Em artigo recente no jornal Valor Econômico, Maurício Nogueira apresentou uma série de afirmações extraordinárias sobre uso da terra e agropecuária no Brasil. Aprendemos, por exemplo, que o país está ganhando floresta, e em enorme escala: entre 1990 e 2016, teríamos desmatado 38 milhões de hectares, mas, para cada hectare desmatado, 1,3 estaria recuperado ou em recuperação. Ou seja, o Brasil supostamente ganhou quase 50 milhões de hectares de vegetação em 26 anos.

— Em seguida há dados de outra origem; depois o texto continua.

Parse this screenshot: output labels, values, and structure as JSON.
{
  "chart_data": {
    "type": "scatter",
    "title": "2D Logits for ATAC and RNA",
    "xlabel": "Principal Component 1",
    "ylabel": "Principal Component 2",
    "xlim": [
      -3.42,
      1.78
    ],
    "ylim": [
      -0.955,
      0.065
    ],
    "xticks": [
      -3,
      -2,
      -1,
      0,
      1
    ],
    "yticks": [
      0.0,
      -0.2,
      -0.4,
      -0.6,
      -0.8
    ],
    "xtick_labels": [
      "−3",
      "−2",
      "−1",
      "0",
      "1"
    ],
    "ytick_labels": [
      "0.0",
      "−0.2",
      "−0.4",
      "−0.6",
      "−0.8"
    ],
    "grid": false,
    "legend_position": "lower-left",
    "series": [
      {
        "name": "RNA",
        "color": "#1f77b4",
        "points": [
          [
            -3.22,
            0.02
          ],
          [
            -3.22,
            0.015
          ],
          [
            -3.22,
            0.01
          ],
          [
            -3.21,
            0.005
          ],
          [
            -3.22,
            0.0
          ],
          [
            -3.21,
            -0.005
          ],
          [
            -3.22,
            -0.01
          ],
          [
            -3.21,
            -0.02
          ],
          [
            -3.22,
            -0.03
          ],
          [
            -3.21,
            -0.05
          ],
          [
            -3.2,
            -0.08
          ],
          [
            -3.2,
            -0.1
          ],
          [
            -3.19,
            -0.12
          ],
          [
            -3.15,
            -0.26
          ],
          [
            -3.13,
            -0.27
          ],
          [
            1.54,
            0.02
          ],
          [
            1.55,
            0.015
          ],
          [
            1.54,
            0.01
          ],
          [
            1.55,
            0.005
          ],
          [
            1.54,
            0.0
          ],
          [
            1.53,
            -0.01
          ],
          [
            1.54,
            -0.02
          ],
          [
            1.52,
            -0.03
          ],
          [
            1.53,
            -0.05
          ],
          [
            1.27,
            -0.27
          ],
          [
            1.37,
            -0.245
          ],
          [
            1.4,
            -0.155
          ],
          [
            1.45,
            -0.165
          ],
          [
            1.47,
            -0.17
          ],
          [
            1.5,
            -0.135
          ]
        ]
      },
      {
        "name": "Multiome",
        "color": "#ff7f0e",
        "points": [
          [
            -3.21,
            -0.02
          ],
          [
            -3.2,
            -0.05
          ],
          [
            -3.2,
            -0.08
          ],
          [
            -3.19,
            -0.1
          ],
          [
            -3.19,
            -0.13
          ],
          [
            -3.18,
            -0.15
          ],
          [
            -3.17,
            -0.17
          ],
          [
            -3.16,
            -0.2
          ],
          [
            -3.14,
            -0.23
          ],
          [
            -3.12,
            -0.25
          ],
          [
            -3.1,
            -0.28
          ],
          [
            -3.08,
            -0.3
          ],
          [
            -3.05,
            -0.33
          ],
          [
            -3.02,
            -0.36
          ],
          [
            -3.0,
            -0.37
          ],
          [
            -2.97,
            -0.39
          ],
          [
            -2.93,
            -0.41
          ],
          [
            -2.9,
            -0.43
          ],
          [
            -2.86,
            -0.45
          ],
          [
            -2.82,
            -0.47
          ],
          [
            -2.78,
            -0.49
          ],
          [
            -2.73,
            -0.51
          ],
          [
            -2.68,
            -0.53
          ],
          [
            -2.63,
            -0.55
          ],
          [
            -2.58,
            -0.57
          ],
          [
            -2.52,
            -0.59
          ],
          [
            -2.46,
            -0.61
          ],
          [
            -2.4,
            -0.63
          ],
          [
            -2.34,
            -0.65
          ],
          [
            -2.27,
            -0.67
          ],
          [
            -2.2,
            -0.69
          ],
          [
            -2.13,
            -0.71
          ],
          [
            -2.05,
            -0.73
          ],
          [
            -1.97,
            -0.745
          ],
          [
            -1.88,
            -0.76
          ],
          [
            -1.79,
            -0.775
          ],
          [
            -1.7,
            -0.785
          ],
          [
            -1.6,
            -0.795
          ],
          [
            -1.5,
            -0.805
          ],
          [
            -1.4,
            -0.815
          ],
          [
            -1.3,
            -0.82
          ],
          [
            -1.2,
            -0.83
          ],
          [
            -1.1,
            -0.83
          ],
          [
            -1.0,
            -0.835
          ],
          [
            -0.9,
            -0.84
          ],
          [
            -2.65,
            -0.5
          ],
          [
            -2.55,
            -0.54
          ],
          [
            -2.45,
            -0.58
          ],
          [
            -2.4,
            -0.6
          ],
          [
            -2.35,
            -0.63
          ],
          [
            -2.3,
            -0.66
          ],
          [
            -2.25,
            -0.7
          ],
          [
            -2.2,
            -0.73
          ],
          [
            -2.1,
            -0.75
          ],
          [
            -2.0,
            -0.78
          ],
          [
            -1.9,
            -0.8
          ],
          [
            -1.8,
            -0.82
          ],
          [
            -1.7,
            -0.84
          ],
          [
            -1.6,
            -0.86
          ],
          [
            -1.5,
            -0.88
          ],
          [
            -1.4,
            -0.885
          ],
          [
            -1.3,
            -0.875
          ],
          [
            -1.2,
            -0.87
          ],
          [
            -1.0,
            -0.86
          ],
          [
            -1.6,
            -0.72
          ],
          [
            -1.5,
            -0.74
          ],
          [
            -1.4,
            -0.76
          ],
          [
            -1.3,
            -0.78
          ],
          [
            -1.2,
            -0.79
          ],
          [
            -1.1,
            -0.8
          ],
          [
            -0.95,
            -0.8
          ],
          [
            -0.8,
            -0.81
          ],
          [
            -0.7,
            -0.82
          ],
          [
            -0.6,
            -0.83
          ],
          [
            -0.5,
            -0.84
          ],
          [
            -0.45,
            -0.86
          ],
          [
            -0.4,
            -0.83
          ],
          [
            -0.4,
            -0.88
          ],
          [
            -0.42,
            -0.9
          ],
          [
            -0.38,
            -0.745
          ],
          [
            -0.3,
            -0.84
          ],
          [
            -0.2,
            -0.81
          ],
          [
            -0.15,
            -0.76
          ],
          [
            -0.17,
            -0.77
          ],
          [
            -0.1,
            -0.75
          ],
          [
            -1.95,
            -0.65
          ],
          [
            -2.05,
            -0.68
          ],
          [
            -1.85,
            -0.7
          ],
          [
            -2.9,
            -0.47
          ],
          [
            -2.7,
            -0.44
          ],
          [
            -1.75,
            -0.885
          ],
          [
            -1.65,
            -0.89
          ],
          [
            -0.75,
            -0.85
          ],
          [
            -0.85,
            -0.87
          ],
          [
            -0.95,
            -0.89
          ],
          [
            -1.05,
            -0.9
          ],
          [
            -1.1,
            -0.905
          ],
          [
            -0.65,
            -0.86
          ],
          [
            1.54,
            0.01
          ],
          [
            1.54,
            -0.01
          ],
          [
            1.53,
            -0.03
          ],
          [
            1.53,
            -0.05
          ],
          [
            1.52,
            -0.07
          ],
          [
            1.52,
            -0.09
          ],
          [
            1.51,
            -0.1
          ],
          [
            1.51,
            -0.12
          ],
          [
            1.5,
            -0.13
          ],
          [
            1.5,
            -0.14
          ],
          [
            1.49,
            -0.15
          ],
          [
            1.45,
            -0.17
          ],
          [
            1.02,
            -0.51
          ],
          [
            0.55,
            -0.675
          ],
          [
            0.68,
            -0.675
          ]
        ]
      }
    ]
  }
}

Somos informados também de que 28,5% do território Brasileiro é ocupado pela produção agropecuária, uma cifra já distante das sugestões de outros defensores do chamado “agropop” — que escondem a extensão de pastagens para citar que apenas 8% do país está ocupado pela produção. Além de produzir em uma área supostamente inferior à média mundial, de 30%, o produtor brasileiro, prossegue a missiva, obteve tamanho progresso mesmo sendo “a vítima mais exposta da sociedade”, oprimido por uma “pesada burocracia” estatal, por “agentes corruptos” e pelos “adeptos da agenda do contra”, cuja atuação aumentaria os custos de produção ao “desmoralizar a imagem de quem produz”.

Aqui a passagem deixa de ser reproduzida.